Aqui temos por delineada, portanto, uma importante função do Supremo Tribunal Federal e do Superior Tribunal de Justiça, qual seja, a função nomofilática (em sua perspectiva contemporânea, isto é, segundo Bruno Dantas, acrescida do termo dialético ou tendencial). A função de, diante do emprego dos diversos métodos de hermenêutica, compreender a interpretação e aplicação correta de determinada regra, cláusula geral ou princípio, isso tanto no âmbito constitucional como no legal[24].
A percepção da função nomofilática não pode ocorrer de forma apartada. A divergência interpretativa tem um alcance muito abrangente, a exemplo tem-se a situação na qual há divergência de interpretação no âmbito doutrinário, o que pode não alcançar diretamente as decisões judiciais, no Poder Judiciário pode não está ocorrendo a mesma divergência, suas decisões podem estar indo em um mesmo sentido[25].
Ainda neste sentido, a função nomofilática dos Tribunais Superiores é de elevada importância, devendo-se observar qual solução o ordenamento jurídico dá às situações idênticas. Noutras palavras, há de se atentar se os Tribunais Regionais Federais, Tribunais de Justiça e os Juízes de primeiro grau estão interpretando e aplicando da forma correta o ordenamento e julgando a mesma questão de forma uniforme[26].
Com a ideia de que a norma é fruto da interpretação, surge também a ideia de que a decisão judicial não é tão somente um mecanismo de solução de conflitos, como também é desenvolvedora da unidade do direito. Chegando-se ao entendimento de que a fundamentação usada nas decisões são componentes capazes de renovar os textos normativos[27].
E quanto à formação e aplicação da norma a partir da interpretação dada na decisão judicial Luiz Guilherme Marinoni conclui da seguinte forma:
Se as normas só existem a partir da interpretação, a ponto de se poder dizer que o respeito ao princípio da legalidade significa na verdade respeito à interpretação conferida à lei pelos órgãos institucionalmente a tanto encarregados, então quem quer que esteja preocupado em saber qual seu espaço de liberdade de ação e quais efeitos jurídicos são ligados às suas opções socioeconômicas (princípio da liberdade), preocupado em saber como deve fazer para aplicar o direito a partir da necessidade de que todos sejam efetivamente iguais perante a ordem jurídica (princípio da igualdade, isto é, treat like cases alike) e como tornar a interpretação e a aplicação do direito algo forjado nas fundações do princípio da segurança jurídica, não pode obviamente virar as costas para o problema da interpretação judicial do direito e dos precedentes daí oriundos. Fora daí o direito brasileiro corre o risco de se tornar um direito que não respeita a liberdade, a igualdade e a necessidade de segurança jurídica no tráfego jurídico[28].

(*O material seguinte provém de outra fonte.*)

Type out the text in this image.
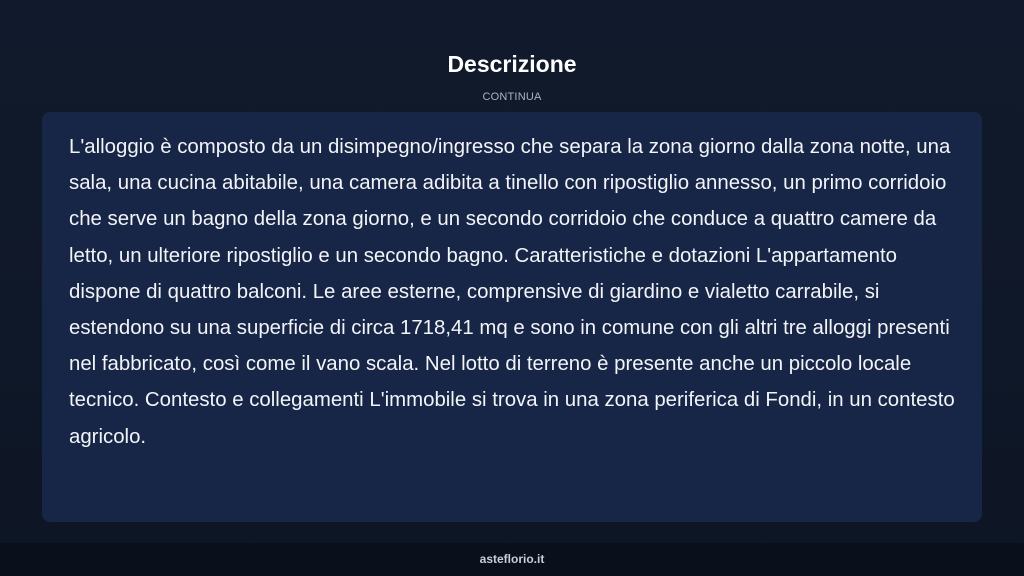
Descrizione
CONTINUA

L'alloggio è composto da un disimpegno/ingresso che separa la zona giorno dalla zona notte, una sala, una cucina abitabile, una camera adibita a tinello con ripostiglio annesso, un primo corridoio che serve un bagno della zona giorno, e un secondo corridoio che conduce a quattro camere da letto, un ulteriore ripostiglio e un secondo bagno. Caratteristiche e dotazioni L'appartamento dispone di quattro balconi. Le aree esterne, comprensive di giardino e vialetto carrabile, si estendono su una superficie di circa 1718,41 mq e sono in comune con gli altri tre alloggi presenti nel fabbricato, così come il vano scala. Nel lotto di terreno è presente anche un piccolo locale tecnico. Contesto e collegamenti L'immobile si trova in una zona periferica di Fondi, in un contesto agricolo.

asteflorio.it
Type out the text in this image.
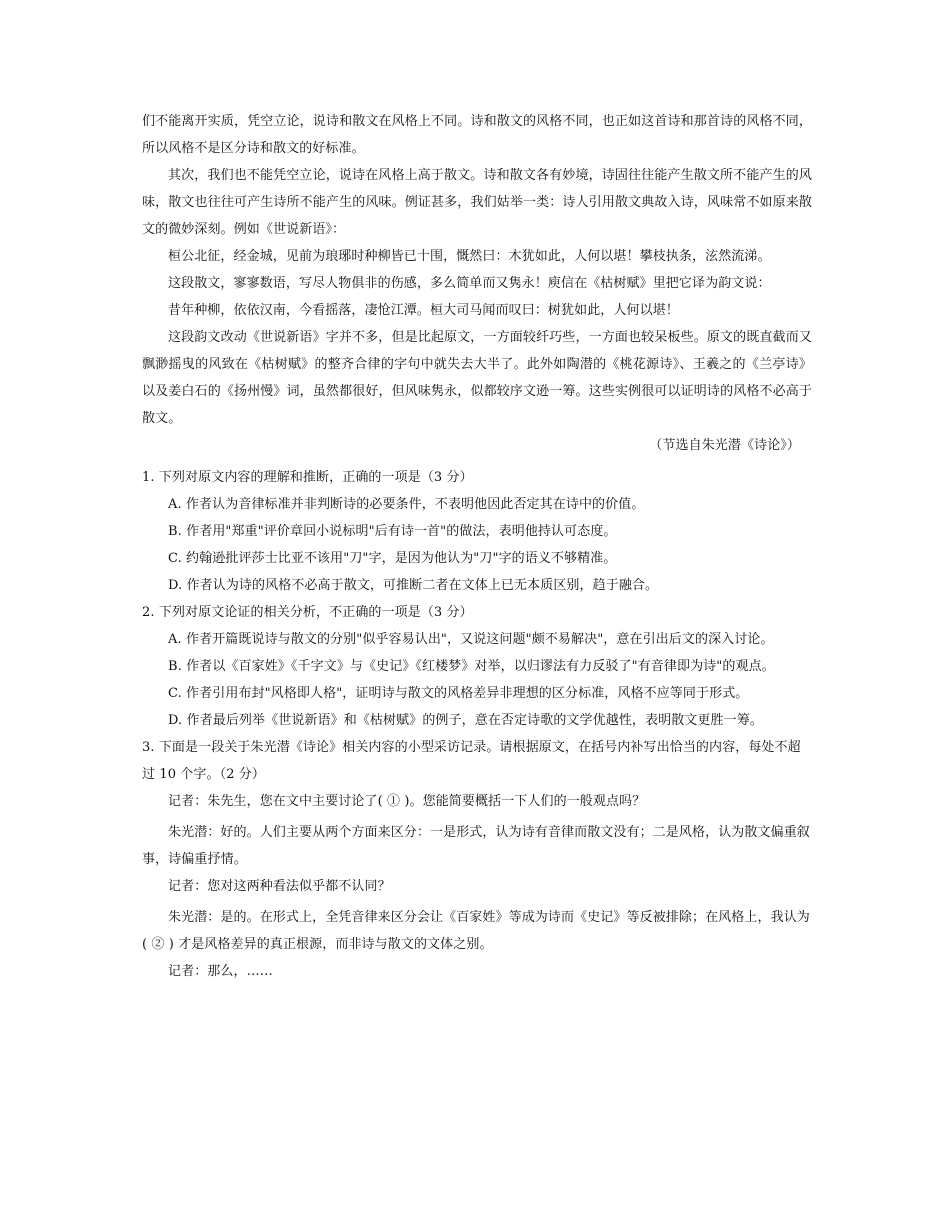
们不能离开实质，凭空立论，说诗和散文在风格上不同。诗和散文的风格不同，也正如这首诗和那首诗的风格不同，所以风格不是区分诗和散文的好标准。

其次，我们也不能凭空立论，说诗在风格上高于散文。诗和散文各有妙境，诗固往往能产生散文所不能产生的风味，散文也往往可产生诗所不能产生的风味。例证甚多，我们姑举一类：诗人引用散文典故入诗，风味常不如原来散文的微妙深刻。例如《世说新语》：

桓公北征，经金城，见前为琅琊时种柳皆已十围，慨然曰：木犹如此，人何以堪！攀枝执条，泫然流涕。

这段散文，寥寥数语，写尽人物俱非的伤感，多么简单而又隽永！庾信在《枯树赋》里把它译为韵文说：

昔年种柳，依依汉南，今看摇落，凄怆江潭。桓大司马闻而叹曰：树犹如此，人何以堪！

这段韵文改动《世说新语》字并不多，但是比起原文，一方面较纤巧些，一方面也较呆板些。原文的既直截而又飘渺摇曳的风致在《枯树赋》的整齐合律的字句中就失去大半了。此外如陶潜的《桃花源诗》、王羲之的《兰亭诗》以及姜白石的《扬州慢》词，虽然都很好，但风味隽永，似都较序文逊一筹。这些实例很可以证明诗的风格不必高于散文。

（节选自朱光潜《诗论》）

1. 下列对原文内容的理解和推断，正确的一项是（3 分）

A. 作者认为音律标准并非判断诗的必要条件，不表明他因此否定其在诗中的价值。

B. 作者用"郑重"评价章回小说标明"后有诗一首"的做法，表明他持认可态度。

C. 约翰逊批评莎士比亚不该用"刀"字，是因为他认为"刀"字的语义不够精准。

D. 作者认为诗的风格不必高于散文，可推断二者在文体上已无本质区别，趋于融合。

2. 下列对原文论证的相关分析，不正确的一项是（3 分）

A. 作者开篇既说诗与散文的分别"似乎容易认出"，又说这问题"颇不易解决"，意在引出后文的深入讨论。

B. 作者以《百家姓》《千字文》与《史记》《红楼梦》对举，以归谬法有力反驳了"有音律即为诗"的观点。

C. 作者引用布封"风格即人格"，证明诗与散文的风格差异非理想的区分标准，风格不应等同于形式。

D. 作者最后列举《世说新语》和《枯树赋》的例子，意在否定诗歌的文学优越性，表明散文更胜一筹。

3. 下面是一段关于朱光潜《诗论》相关内容的小型采访记录。请根据原文，在括号内补写出恰当的内容，每处不超过 10 个字。（2 分）

记者：朱先生，您在文中主要讨论了( ① )。您能简要概括一下人们的一般观点吗？

朱光潜：好的。人们主要从两个方面来区分：一是形式，认为诗有音律而散文没有；二是风格，认为散文偏重叙事，诗偏重抒情。

记者：您对这两种看法似乎都不认同？

朱光潜：是的。在形式上，全凭音律来区分会让《百家姓》等成为诗而《史记》等反被排除；在风格上，我认为( ② ) 才是风格差异的真正根源，而非诗与散文的文体之别。

记者：那么，……
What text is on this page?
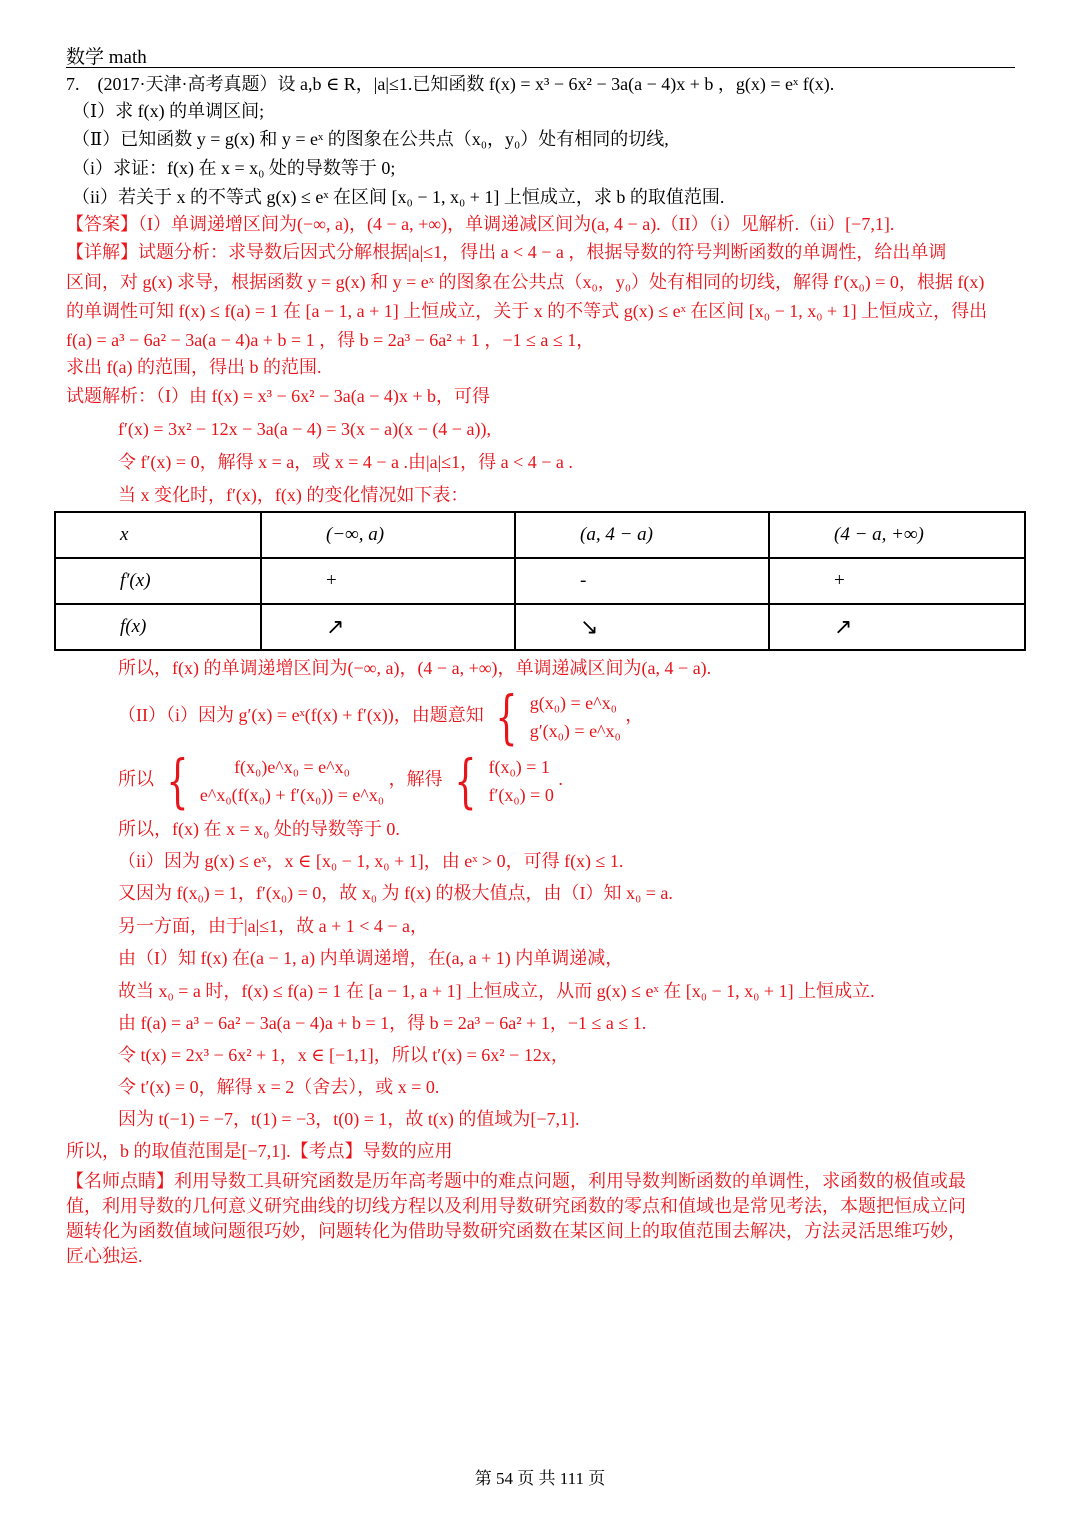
数学 math
7.　(2017·天津·高考真题）设 a,b ∈ R，|a|≤1.已知函数 f(x) = x³ − 6x² − 3a(a − 4)x + b ，g(x) = eˣ f(x).
（Ⅰ）求 f(x) 的单调区间;
（Ⅱ）已知函数 y = g(x) 和 y = eˣ 的图象在公共点（x₀，y₀）处有相同的切线,
（i）求证：f(x) 在 x = x₀ 处的导数等于 0;
（ii）若关于 x 的不等式 g(x) ≤ eˣ 在区间 [x₀ − 1, x₀ + 1] 上恒成立，求 b 的取值范围.
【答案】（I）单调递增区间为(−∞, a)，(4 − a, +∞)，单调递减区间为(a, 4 − a).（II）（i）见解析.（ii）[−7,1].
【详解】试题分析：求导数后因式分解根据|a|≤1，得出 a < 4 − a ，根据导数的符号判断函数的单调性，给出单调
区间，对 g(x) 求导，根据函数 y = g(x) 和 y = eˣ 的图象在公共点（x₀，y₀）处有相同的切线，解得 f′(x₀) = 0，根据 f(x)
的单调性可知 f(x) ≤ f(a) = 1 在 [a − 1, a + 1] 上恒成立，关于 x 的不等式 g(x) ≤ eˣ 在区间 [x₀ − 1, x₀ + 1] 上恒成立，得出
f(a) = a³ − 6a² − 3a(a − 4)a + b = 1 ，得 b = 2a³ − 6a² + 1 ，−1 ≤ a ≤ 1，
求出 f(a) 的范围，得出 b 的范围.
试题解析：（I）由 f(x) = x³ − 6x² − 3a(a − 4)x + b，可得
f′(x) = 3x² − 12x − 3a(a − 4) = 3(x − a)(x − (4 − a)),
令 f′(x) = 0，解得 x = a，或 x = 4 − a .由|a|≤1，得 a < 4 − a .
当 x 变化时，f′(x)，f(x) 的变化情况如下表：
x	(−∞, a)	(a, 4 − a)	(4 − a, +∞)
f′(x)	+	-	+
f(x)	↗	↘	↗
所以，f(x) 的单调递增区间为(−∞, a)，(4 − a, +∞)，单调递减区间为(a, 4 − a).
（II）（i）因为 g′(x) = eˣ(f(x) + f′(x))，由题意知 { g(x₀) = e^x₀
g′(x₀) = e^x₀ ，
所以 {	f(x₀)e^x₀ = e^x₀
e^x₀(f(x₀) + f′(x₀)) = e^x₀ ，解得 { f(x₀) = 1
f′(x₀) = 0 .
所以，f(x) 在 x = x₀ 处的导数等于 0.
（ii）因为 g(x) ≤ eˣ，x ∈ [x₀ − 1, x₀ + 1]，由 eˣ > 0，可得 f(x) ≤ 1.
又因为 f(x₀) = 1，f′(x₀) = 0，故 x₀ 为 f(x) 的极大值点，由（I）知 x₀ = a.
另一方面，由于|a|≤1，故 a + 1 < 4 − a，
由（I）知 f(x) 在(a − 1, a) 内单调递增，在(a, a + 1) 内单调递减，
故当 x₀ = a 时，f(x) ≤ f(a) = 1 在 [a − 1, a + 1] 上恒成立，从而 g(x) ≤ eˣ 在 [x₀ − 1, x₀ + 1] 上恒成立.
由 f(a) = a³ − 6a² − 3a(a − 4)a + b = 1，得 b = 2a³ − 6a² + 1，−1 ≤ a ≤ 1.
令 t(x) = 2x³ − 6x² + 1，x ∈ [−1,1]，所以 t′(x) = 6x² − 12x，
令 t′(x) = 0，解得 x = 2（舍去），或 x = 0.
因为 t(−1) = −7，t(1) = −3，t(0) = 1，故 t(x) 的值域为[−7,1].
所以，b 的取值范围是[−7,1].【考点】导数的应用
【名师点睛】利用导数工具研究函数是历年高考题中的难点问题，利用导数判断函数的单调性，求函数的极值或最
值，利用导数的几何意义研究曲线的切线方程以及利用导数研究函数的零点和值域也是常见考法，本题把恒成立问
题转化为函数值域问题很巧妙，问题转化为借助导数研究函数在某区间上的取值范围去解决，方法灵活思维巧妙，
匠心独运.
第 54 页 共 111 页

Quanto à função de desenvolver o direito a doutrina é no seguinte sentido:
A Corte, se tem a função de desenvolver o direito, deve deixar absolutamente claro à sociedade as razões pelas quais as normas são expressas na rationes decidendi dos precedentes não contam com a adesão de todos os membros do colegiado. Isso também para que a dissensão se mantenha acesa e possa fomentar o debate na comunidade jurídica, especialmente na academia[29].
O dissenso, portanto, constitui uma marca que simboliza a divergência interna no órgão incumbido de finalizar o processo de produção do direito, algo que não pode ser confundido com a divergência peculiar aos julgadores das Cortes de Apelação[30].
Além disso, no caso de deslocamento do cerne da resolução do recurso para as razões que fundamentam a solução e a interpretação, não sendo apenas importante discutir as razões, mas também compreender se o entendimento dado pela maioria é suficientemente capaz de gerar um precedente[31].
Assim:
É possível que, num colegiado composto por cinco julgadores, existam três votos favoráveis ao provimento do recurso ou à fixação de determinada interpretação, mas apenas dois julgadores estejam de acordo em firmar determinado entendimento, capaz de ser expresso em razões determinantes. Isso só se torna problema quando se está diante da formulação do sentido do direito mediante precedente. Fora daí pouco importaria se a solução do caso fosse fruto da conjugação de dois ou mais fundamentos, incapazes de dar corpo a razões subscritas pela maioria[32].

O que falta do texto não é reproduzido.